Day 4 Nome and departure: In the morning you’ll prepare for the 8:30 PM return flight home from Nome. Then we’ll chase any bird we may have missed, visit local Nome shops and museum, or visit roadside exhibits as well the National Park Headquarters. During our last dinner, we review our trip list. I will shuttle you to the airport by 7:30 PM.
*Other mammals we may see here and in other locations on our trip include Reindeer, Arctic Fox, Muskox, Wolverine, Short-tailed Weasel, Spotted Seal, Harbor Porpoise, Walrus (immature), and others.
Contact Rich Cimino at 925-353-0266, or Yellowbilledtours@gmail.com to reserve a space on one of our five (5) 2013 field trips. Starting dates are May 28; June 1, 6, 10, and 14. Space is limited to four birders per field trip. Rich Cimino is your guide; he supplies the auto transportation, fuel, lodging, and field guide services. Airfare and meals are not included.
Travel Safe Advisories: Do not plan to wear fragrances (lotions, aftershave, or colognes), which may attract bears. This trip does not support handicapped persons or persons with significant hearing disabilities. If you have limited hearing or if you use two hearing aids, we need to discuss your limitations during the registration period.

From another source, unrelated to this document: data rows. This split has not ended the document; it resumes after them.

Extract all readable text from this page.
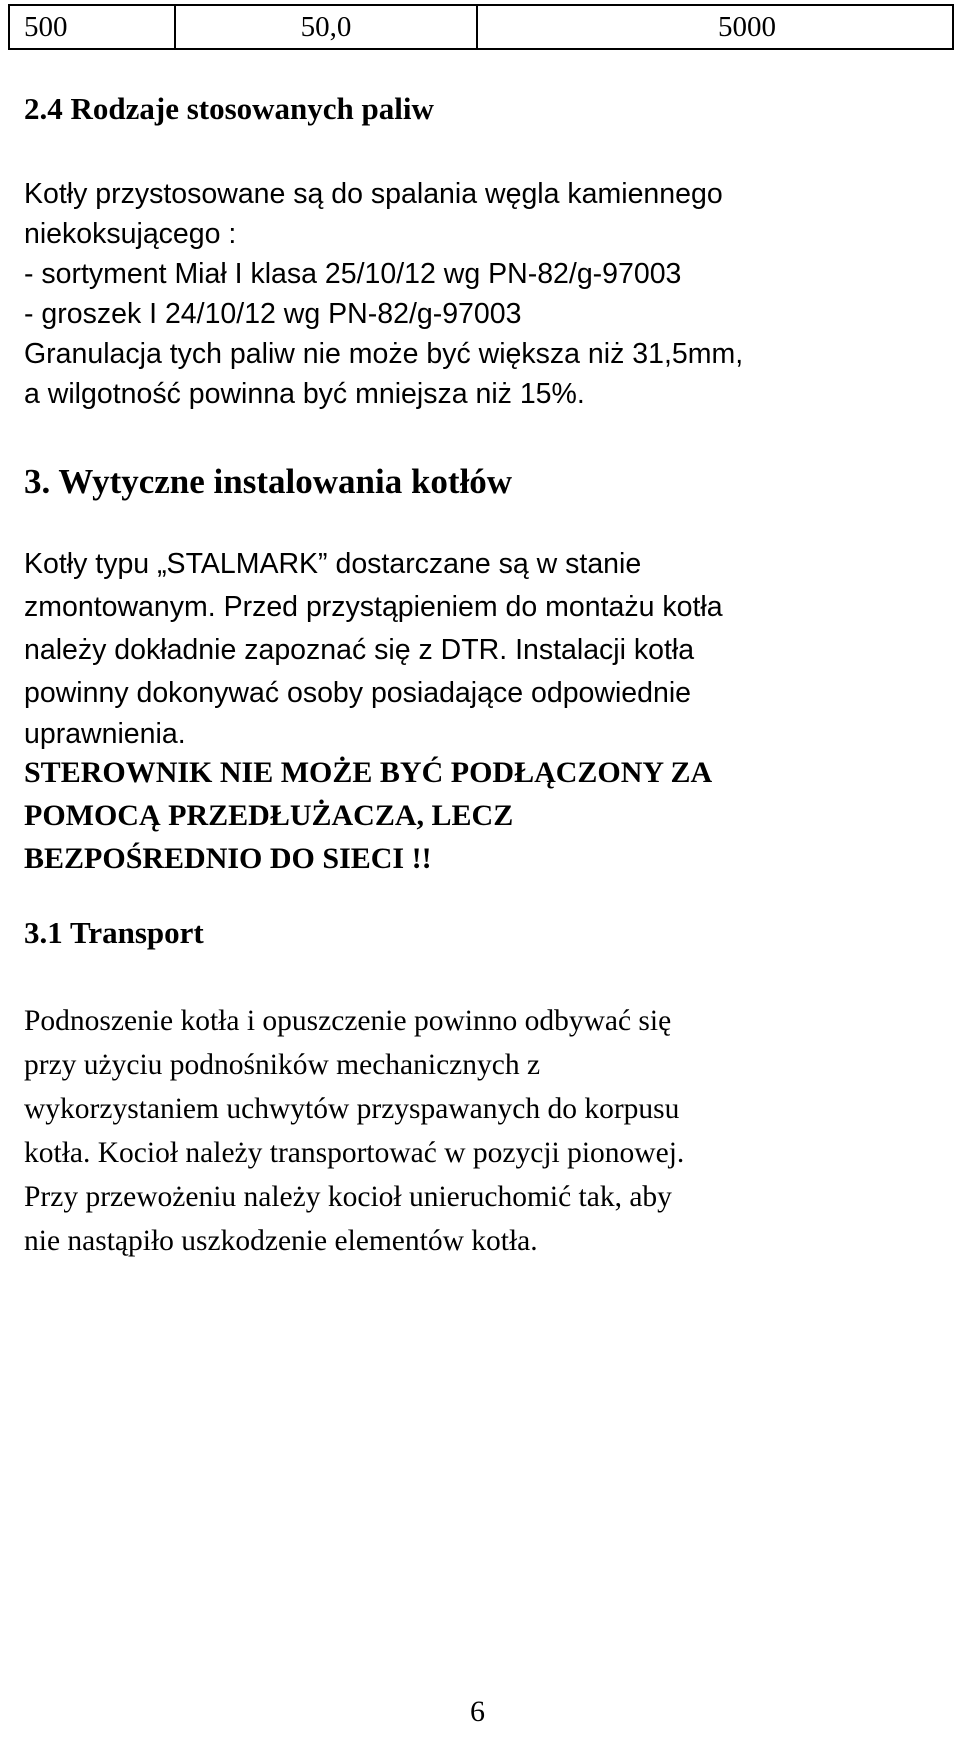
500	50,0	5000
2.4 Rodzaje stosowanych paliw

Kotły przystosowane są do spalania węgla kamiennego
niekoksującego :
- sortyment Miał I klasa 25/10/12 wg PN-82/g-97003
- groszek I 24/10/12 wg PN-82/g-97003
Granulacja tych paliw nie może być większa niż 31,5mm,
a wilgotność powinna być mniejsza niż 15%.

3. Wytyczne instalowania kotłów

Kotły typu „STALMARK” dostarczane są w stanie
zmontowanym. Przed przystąpieniem do montażu kotła
należy dokładnie zapoznać się z DTR. Instalacji kotła
powinny dokonywać osoby posiadające odpowiednie
uprawnienia.

STEROWNIK NIE MOŻE BYĆ PODŁĄCZONY ZA
POMOCĄ PRZEDŁUŻACZA, LECZ
BEZPOŚREDNIO DO SIECI !!

3.1 Transport

Podnoszenie kotła i opuszczenie powinno odbywać się
przy użyciu podnośników mechanicznych z
wykorzystaniem uchwytów przyspawanych do korpusu
kotła. Kocioł należy transportować w pozycji pionowej.
Przy przewożeniu należy kocioł unieruchomić tak, aby
nie nastąpiło uszkodzenie elementów kotła.

6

Please contact us for more specifics on registration form, logistics, meals, and lodging.
Cost and Cancellation
The total cost of field trip is $2,500.00. Cost of trip does not include airfare or meals. A $1,250.00 deposit is required upon registration (a $100 administration fee will charged if you cancel within 60 days after you register). The balance of $1,250.00, is due April 1, 2013 for all trips. If a participant cancels after the balance is paid, every effort will be made to find a suitable replacement. During the search for a replacement, $150 per search week will be taken against your deposit up to $1,250.00. If you cancel, I will encourage you to help me find your replacement. If a replacement cannot be found, all payments will be forfeited. Last-minute trip cancellation by tour leader would occur only in the event of an extreme emergency. In this case, your refund will be 100%.